Should We Mediate Our Divorce?

One of the most important and commonly asked questions at the onset of a divorce is what is the best way to get divorced. Spouses want to know all of their options. Mediation is a less costly and generally more harmonious choice, especially when compared to going to trial. Whether it is the right choice for your particular situation depends on several factors. While the list below is not exclusive, these are the most predominant considerations, and only you and your spouse know whether mediating your divorce is a possibility.

One consideration which should not be overlooked is timing. If one spouse has recently requested the divorce, it is wise to give the other a cooling off period. Mediation should not be lined up soon after the announcement of the divorce itself. By giving your ex some time to adjust to the idea, you are also increasing your chances for a more successful mediation. Reaching an amicable agreement is easier when both parties are in the appropriate mind set. By not rushing into negotiations, you allow yourself more time to gather the necessary information you will need in order to finalize your divorce. These include documents relating to household expenses, real and personal property, debt, and any other assets you may have. This is also a good time to think about issues involving the children, such as time share.

When contemplating mediation, ask yourself the following questions. If you can answer yes to most of them, mediating your divorce just may be the best option for you and your spouse.

1. Do you both feel the marriage is over?

2. Have you exhausted all avenues in terms of attempts to make the union work, like marital counseling and individual therapy?

3. Would you both agree there was always a sense within the marriage that divorce might be a possibility?
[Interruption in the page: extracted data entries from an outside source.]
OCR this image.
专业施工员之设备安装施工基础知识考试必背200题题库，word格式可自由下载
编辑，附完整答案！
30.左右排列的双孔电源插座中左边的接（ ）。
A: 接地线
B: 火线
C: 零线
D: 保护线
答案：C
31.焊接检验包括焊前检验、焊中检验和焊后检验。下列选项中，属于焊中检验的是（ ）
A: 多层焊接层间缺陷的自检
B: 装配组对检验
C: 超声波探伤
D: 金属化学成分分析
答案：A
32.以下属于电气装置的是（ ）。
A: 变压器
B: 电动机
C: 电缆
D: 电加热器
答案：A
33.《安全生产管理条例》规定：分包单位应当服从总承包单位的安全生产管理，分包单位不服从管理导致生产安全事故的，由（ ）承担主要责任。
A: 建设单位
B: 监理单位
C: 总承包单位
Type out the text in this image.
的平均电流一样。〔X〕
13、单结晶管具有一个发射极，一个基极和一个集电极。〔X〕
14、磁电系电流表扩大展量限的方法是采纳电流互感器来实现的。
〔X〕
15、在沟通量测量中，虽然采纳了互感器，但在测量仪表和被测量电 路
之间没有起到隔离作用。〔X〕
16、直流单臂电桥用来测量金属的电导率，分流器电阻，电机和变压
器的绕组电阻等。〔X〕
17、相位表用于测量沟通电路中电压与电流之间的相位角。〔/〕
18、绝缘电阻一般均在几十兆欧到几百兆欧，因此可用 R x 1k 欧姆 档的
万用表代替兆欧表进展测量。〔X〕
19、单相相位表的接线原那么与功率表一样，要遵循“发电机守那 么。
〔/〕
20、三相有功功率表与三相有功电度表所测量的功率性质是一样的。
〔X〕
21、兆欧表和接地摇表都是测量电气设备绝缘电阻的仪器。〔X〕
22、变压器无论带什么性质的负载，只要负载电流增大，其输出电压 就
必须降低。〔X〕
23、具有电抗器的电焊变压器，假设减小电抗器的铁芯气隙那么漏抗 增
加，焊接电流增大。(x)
4. Do you both feel neither partner is entirely to blame for the dissolution of the marriage?

5. On some level, do you still trust one another? Do you respect one another?

6. Are their children involved necessitating a relationship beyond the divorce?

7. Is it possible to have a reasonable dialogue with your spouse concerning issues related to the separation without a breakdown in communication or a toxic interchange?

8. Do you feel that each of you are on somewhat equal footing in the relationship as opposed to one spouse being more dominate or powerful?

9. Are both spouses in healthy mental and physical shape?

10. Are both partners similarly aware of the what the marital financial picture looks like?

If you were able to affirmatively answer most of the questions above, mediation may be a viable option for you. Choosing to mediate your divorce has many advantages over traditional litigation. It is less expensive, it is generally a faster process, it allows for more privacy, it is less stressful, and mediation aids in fostering a continuing relationship which is positive for everyone, especially the children, and other family members.

It is important to consult with an attorney in your state before making any final decisions when contemplating a divorce. In the event you choose to mediate, it is recommended an attorney review any settlement to ensure your legal rights have been protected.